その魂が喰いたいがために断食までしてるというのに。
……というか、意味をわかって言っているのかこいつは。
魂を喰われるということは、死ぬということなのに。
「ドグマ?」
「やかましい。考え中だこのゴミめ」
「ひどっ」
「……しかし、いきなりなぜそんなことを言いだした」
「……想像したんだ」
「想像?」
「きっと、ドグマに魂を食べられるぐらいの<本物の料理人>になる事ができたら、多分僕最高に幸せだと思うんだ」
「……」
「そしたら、その時に、今まで教えてくれたドグマに食べられちゃっても後悔はないと思うんだよね」
「………」
こいつは。
本当に。
ベシッ
「いたっ!?」
「まったく……貴様は何を勘違いしているんだサトル」
「え?え?」
「貴様の人生が最高だろうとドン底だろうと、魂が<本物の料理人>になった瞬間に喰うぞ」
「う」
「あまり私を待たせるなよ。
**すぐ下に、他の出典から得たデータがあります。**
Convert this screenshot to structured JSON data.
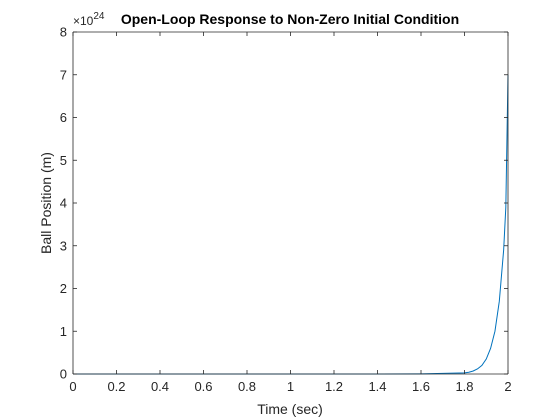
{
  "chart_data": {
    "type": "line",
    "title": "Open-Loop Response to Non-Zero Initial Condition",
    "xlabel": "Time (sec)",
    "ylabel": "Ball Position (m)",
    "y_exponent_label": "×10",
    "y_exponent_power": "24",
    "xlim": [
      0,
      2
    ],
    "ylim": [
      0,
      8
    ],
    "x_ticks": [
      "0",
      "0.2",
      "0.4",
      "0.6",
      "0.8",
      "1",
      "1.2",
      "1.4",
      "1.6",
      "1.8",
      "2"
    ],
    "y_ticks": [
      "0",
      "1",
      "2",
      "3",
      "4",
      "5",
      "6",
      "7",
      "8"
    ],
    "grid": false,
    "line_color": "#0072BD",
    "series": [
      {
        "x": [
          0,
          0.2,
          0.4,
          0.6,
          0.8,
          1.0,
          1.2,
          1.4,
          1.6,
          1.8,
          1.82,
          1.84,
          1.86,
          1.88,
          1.9,
          1.92,
          1.94,
          1.96,
          1.98,
          1.99,
          2.0
        ],
        "y": [
          0,
          0,
          0,
          0,
          0,
          0,
          0,
          0,
          0.003,
          0.025,
          0.04,
          0.07,
          0.12,
          0.2,
          0.35,
          0.6,
          1.0,
          1.7,
          2.9,
          3.9,
          7.0
        ]
      }
    ]
  }
}
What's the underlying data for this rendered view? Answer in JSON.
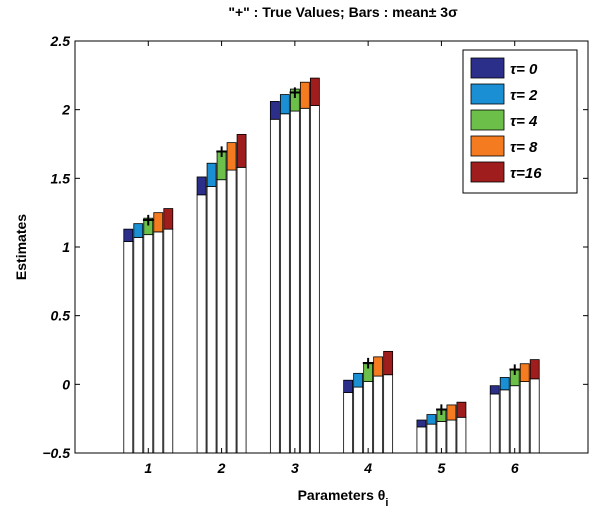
{
  "chart_data": {
    "type": "bar",
    "title": "\"+\" : True Values; Bars : mean± 3σ",
    "xlabel": "Parameters θ",
    "xlabel_subscript": "i",
    "ylabel": "Estimates",
    "ylim": [
      -0.5,
      2.5
    ],
    "yticks": [
      "−0.5",
      "0",
      "0.5",
      "1",
      "1.5",
      "2",
      "2.5"
    ],
    "ytick_values": [
      -0.5,
      0,
      0.5,
      1,
      1.5,
      2,
      2.5
    ],
    "categories": [
      "1",
      "2",
      "3",
      "4",
      "5",
      "6"
    ],
    "true_values": [
      1.2,
      1.7,
      2.13,
      0.16,
      -0.18,
      0.11
    ],
    "true_marker": "+",
    "grid": false,
    "legend_position": "top-right",
    "series": [
      {
        "name": "τ= 0",
        "color": "#2b2f8a",
        "lower": [
          1.04,
          1.38,
          1.93,
          -0.06,
          -0.31,
          -0.07
        ],
        "upper": [
          1.13,
          1.51,
          2.06,
          0.03,
          -0.26,
          -0.01
        ]
      },
      {
        "name": "τ= 2",
        "color": "#1b8fd3",
        "lower": [
          1.07,
          1.44,
          1.97,
          -0.02,
          -0.29,
          -0.04
        ],
        "upper": [
          1.17,
          1.61,
          2.11,
          0.08,
          -0.22,
          0.05
        ]
      },
      {
        "name": "τ= 4",
        "color": "#6cc04a",
        "lower": [
          1.09,
          1.49,
          1.99,
          0.02,
          -0.27,
          -0.01
        ],
        "upper": [
          1.21,
          1.7,
          2.15,
          0.15,
          -0.18,
          0.11
        ]
      },
      {
        "name": "τ= 8",
        "color": "#f47b20",
        "lower": [
          1.11,
          1.56,
          2.01,
          0.06,
          -0.26,
          0.02
        ],
        "upper": [
          1.25,
          1.76,
          2.2,
          0.2,
          -0.15,
          0.15
        ]
      },
      {
        "name": "τ=16",
        "color": "#a01d1d",
        "lower": [
          1.13,
          1.58,
          2.03,
          0.07,
          -0.24,
          0.04
        ],
        "upper": [
          1.28,
          1.82,
          2.23,
          0.24,
          -0.13,
          0.18
        ]
      }
    ]
  }
}
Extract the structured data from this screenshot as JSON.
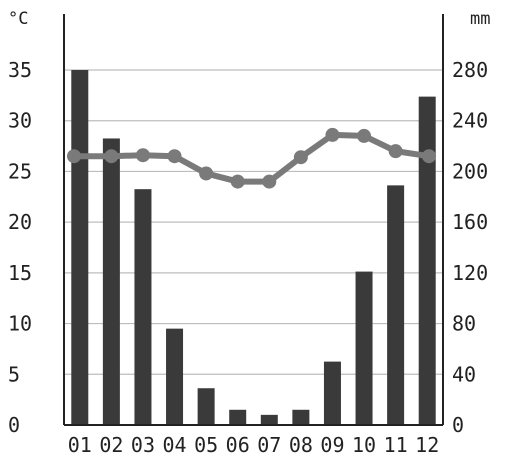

……それと」
「?」
「私以外に、つまみ食いされることも許さんぞ」
「……ドグマ以外に、魂食べる人に会ったことないけど……」
にぶい。
人間にもサトルに惹かれている奴がいる。
そいつらに手をつけられることも許さんといったつもりだったが……まぁいい。
自分から行こうと、相手から来ようと。
とことん邪魔してやればいい。
そうして魂を喰う時に、サトルの全てを喰い尽くしてやろう。
……なんといっても、私は悪食だからな。
舌なめずりする悪魔 (羊は気付かない)
久々の更新がジャンル外ですみません。←
思った以上にハマってしまったので……。
月刊少年ライバルで連載中のヘルズキッチンです。
コミックス派……っていうか、単行本が出てから知りました←
ドグマとサトルの関係がツボすぎる……。